Kecintaannya pada laut dan ekologi membuat Harvey selalu memikirkan cara bagaimana melindungi ikan dan keanekaragaman hayati di lautan. Pria yang dibesarkan di Jamaika itu merupakan salah satu tokoh konservasionis dunia yang memiliki gelar sarjana di bidang biologi laut dan gelar PhD di bidang manajemen perikanan.

Obsesinya untuk menjaga kelestarian hayati di samudera mendorongnya mendirikan Guy Harvey Research Institute (GHRI) pada 1999. Dengan lembaga tersebut, lelaki yang mengambil pendidikan di Scotlandia itu menyediakan berbagai informasi ilmiah tentang perlindungan ikan dan biodiversity.

Tapi yang perlu diingat, kiprahnya dalam lembaga itu hanyalah sebagian kecil dari cerita luar biasa yang telah ditorehkan Harvey sepanjang hidupnya.
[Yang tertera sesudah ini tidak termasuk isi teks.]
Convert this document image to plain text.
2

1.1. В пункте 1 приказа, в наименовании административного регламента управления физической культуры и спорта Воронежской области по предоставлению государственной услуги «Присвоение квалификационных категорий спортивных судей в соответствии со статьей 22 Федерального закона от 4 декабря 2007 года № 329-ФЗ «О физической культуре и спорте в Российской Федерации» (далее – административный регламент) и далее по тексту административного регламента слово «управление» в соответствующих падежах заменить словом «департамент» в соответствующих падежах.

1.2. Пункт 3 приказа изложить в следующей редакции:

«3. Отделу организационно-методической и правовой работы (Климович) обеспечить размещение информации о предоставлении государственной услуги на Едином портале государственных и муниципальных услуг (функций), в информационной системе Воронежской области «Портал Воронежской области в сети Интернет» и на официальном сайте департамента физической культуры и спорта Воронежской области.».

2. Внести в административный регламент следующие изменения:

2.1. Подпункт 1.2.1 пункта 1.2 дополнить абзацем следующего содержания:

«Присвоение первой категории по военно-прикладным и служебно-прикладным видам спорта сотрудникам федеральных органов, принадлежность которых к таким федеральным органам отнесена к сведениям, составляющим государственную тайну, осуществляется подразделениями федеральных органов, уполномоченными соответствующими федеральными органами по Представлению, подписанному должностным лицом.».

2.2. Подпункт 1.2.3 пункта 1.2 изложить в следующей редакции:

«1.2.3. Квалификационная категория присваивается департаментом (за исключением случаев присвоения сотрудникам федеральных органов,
Dia merupakan pengusaha yang sangat sukses dengan jaringan restauran seafood serta pelukis otodidak yang membuat ikan-ikan menari-nari di atas kanvasnya.

“Saya tidak belajar di sekolah seni atau kursus melukis. Saya tidak pernah mengambil kuliah melukis sepanjang hidup saya. Saya mempelajari semuanya dari mencoba dan kesalahan, serta ketekunan, yang saya kira membawa saya ke tempat saya berada,” tutur Harvey.

Dia mengaku terinspirasi dari novel karya Ernest Hemmingway berjudul The Old Man and the Sea untuk menghasilkan lukisan-lukisan bertema ikan-ikan yang sedang bermain. Imajinasi dalam novel itu kemudian menggerakkannya untuk membuat cerita nelayan terkenal itu mewujud di atas kanvasnya, seperempat abad silam.

Harvey melukis setiap hari dan 10% dari karya lukisannya dijual untuk mendanai organisasi lingkungan yang dipimpinnya. Dia juga menciptakan serial TV berjudul Portraits of the Deep untuk menunjukkan pada penonton tentang ikan-ikan yang bermain dan pentingnya ikan bagi kelestarian lingkungan.

“Untuk melihat warna ikan-ikan yang menyala, bergerak, dan agresif, mungkin merupakan salah satu yang paling menakjubkan bagi penyelam,” ujarnya.

Video-video penyelaman yang menampilkan ikan-ikan di lautan lepas itu ditayangkan di toko-toko dan restoran-restorannya, tempat Harvey juga memasang lukisan-lukisannya di dinding. Di jaringan restoran seafood miliknya, Harvey hanya menyajikan jenis ikan yang tersedia dalam jumlah berkelanjutan di alam. Harvey melarang jaringan restorannya menyajikan menu yang berbahan sirip ikan hiu atau paus.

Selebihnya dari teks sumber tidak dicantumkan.